Collaborative Approach: Occupational therapists in the school setting work through more of a consultation model than direct therapy. Depending on the child’s need they try to help give teachers the tools and equipment needed to carry over strategies for growth in the classroom. They work with a variety of team members to educate on sensory strategies if needed and strategies to build independence without doing as much direct therapy.
IEP (Individualized Educational Plan): OT in schools is considered “related services” which means in order to qualify for OT in the schools you need to have an IEP. In the outpatient setting it is not necessary to have a referral or diagnosis to receive OT services. OT does not have stand-alone goals within the IEP, the goals typically support the teacher’s goals. The therapist often collaborates with the teacher to ensure success and that the child’s OT needs are being met in the classroom.

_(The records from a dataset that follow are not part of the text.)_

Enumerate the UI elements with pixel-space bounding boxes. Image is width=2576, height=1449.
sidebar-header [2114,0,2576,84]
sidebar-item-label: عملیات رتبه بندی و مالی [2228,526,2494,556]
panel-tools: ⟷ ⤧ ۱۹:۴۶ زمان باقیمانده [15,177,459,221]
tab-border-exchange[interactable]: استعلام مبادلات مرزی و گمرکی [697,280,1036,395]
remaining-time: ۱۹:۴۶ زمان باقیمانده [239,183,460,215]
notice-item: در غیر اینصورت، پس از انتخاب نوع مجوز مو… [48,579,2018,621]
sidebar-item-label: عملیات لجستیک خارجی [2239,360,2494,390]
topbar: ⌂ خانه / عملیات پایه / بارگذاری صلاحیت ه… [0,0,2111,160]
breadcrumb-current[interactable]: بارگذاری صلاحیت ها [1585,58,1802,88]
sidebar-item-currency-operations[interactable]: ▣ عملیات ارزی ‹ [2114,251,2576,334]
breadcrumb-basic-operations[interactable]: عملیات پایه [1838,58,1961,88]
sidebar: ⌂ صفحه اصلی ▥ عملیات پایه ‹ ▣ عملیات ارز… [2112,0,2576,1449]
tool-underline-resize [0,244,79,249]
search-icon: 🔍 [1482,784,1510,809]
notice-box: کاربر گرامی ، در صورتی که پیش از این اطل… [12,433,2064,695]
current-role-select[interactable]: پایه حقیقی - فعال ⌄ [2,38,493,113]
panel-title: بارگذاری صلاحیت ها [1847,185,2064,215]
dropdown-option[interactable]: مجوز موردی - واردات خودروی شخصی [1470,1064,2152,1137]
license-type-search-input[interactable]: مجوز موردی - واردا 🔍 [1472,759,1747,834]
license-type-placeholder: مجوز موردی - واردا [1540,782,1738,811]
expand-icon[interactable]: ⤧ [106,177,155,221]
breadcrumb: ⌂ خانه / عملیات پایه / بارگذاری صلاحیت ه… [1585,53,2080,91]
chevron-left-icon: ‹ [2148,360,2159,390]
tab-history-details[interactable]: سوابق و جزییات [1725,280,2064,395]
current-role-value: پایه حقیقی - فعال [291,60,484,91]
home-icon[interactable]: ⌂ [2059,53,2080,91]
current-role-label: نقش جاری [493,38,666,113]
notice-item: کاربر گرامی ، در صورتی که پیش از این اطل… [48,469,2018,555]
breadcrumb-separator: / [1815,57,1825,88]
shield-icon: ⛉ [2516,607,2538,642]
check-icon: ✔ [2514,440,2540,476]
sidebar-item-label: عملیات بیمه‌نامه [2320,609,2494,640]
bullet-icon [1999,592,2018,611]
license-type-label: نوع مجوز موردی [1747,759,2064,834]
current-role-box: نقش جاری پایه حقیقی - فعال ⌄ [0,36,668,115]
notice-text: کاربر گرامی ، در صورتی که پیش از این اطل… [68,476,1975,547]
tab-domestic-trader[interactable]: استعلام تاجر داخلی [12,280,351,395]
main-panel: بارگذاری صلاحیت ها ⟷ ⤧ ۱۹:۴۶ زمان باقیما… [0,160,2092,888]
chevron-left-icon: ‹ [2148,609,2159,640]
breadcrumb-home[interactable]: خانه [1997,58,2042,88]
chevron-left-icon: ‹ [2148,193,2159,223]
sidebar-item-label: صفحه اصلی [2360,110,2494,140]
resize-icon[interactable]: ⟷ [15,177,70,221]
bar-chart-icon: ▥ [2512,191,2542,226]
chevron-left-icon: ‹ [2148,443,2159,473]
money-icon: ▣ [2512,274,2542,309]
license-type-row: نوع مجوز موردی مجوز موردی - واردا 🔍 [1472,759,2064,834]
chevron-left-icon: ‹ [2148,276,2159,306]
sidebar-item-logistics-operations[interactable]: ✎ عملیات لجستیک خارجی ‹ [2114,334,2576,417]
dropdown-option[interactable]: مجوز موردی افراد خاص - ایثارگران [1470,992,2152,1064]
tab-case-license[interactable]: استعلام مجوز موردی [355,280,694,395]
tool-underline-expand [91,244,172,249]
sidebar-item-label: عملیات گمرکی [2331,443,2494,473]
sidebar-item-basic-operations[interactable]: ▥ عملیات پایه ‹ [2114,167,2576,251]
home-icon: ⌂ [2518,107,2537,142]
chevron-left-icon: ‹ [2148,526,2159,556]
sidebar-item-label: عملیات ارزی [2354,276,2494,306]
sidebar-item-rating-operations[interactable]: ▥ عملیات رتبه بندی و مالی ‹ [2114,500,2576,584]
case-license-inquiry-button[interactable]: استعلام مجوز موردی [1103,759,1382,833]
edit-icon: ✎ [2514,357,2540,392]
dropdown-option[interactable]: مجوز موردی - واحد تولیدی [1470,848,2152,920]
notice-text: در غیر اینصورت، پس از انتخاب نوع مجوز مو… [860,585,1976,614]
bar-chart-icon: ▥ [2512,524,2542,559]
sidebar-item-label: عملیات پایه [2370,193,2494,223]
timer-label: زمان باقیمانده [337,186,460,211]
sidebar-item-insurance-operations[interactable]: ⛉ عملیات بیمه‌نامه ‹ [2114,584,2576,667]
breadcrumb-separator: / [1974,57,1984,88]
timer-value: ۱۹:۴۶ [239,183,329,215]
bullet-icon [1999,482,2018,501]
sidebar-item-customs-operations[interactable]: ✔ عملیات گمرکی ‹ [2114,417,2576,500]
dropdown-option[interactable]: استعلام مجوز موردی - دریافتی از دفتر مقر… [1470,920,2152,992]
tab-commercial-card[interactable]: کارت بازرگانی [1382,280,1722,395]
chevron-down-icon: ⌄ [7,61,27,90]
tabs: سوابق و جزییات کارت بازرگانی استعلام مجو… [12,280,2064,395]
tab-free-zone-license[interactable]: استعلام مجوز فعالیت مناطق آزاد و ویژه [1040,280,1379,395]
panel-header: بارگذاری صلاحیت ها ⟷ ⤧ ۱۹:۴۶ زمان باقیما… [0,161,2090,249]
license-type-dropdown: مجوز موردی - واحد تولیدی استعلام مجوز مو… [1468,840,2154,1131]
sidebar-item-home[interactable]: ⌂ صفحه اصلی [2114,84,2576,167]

Treatment Frequency: In a school setting, a child will receive OT services for 30 minutes or less a week, at times, this is done within a natural classroom environment or group therapy to increase success with transfer of learning. Whereas, in an outpatient setting, a child is typically seen 1-2 hours a week in the one-on-one environment.
Both settings can be extremely beneficial for your child. Having realistic expectation of each setting and your family's goals at the forefront will help everyone feel understood and valued.
Every child deserves boundless opportunities. You are their greatest advocate; knowing more facts helps us advocate in the best way we can for our children.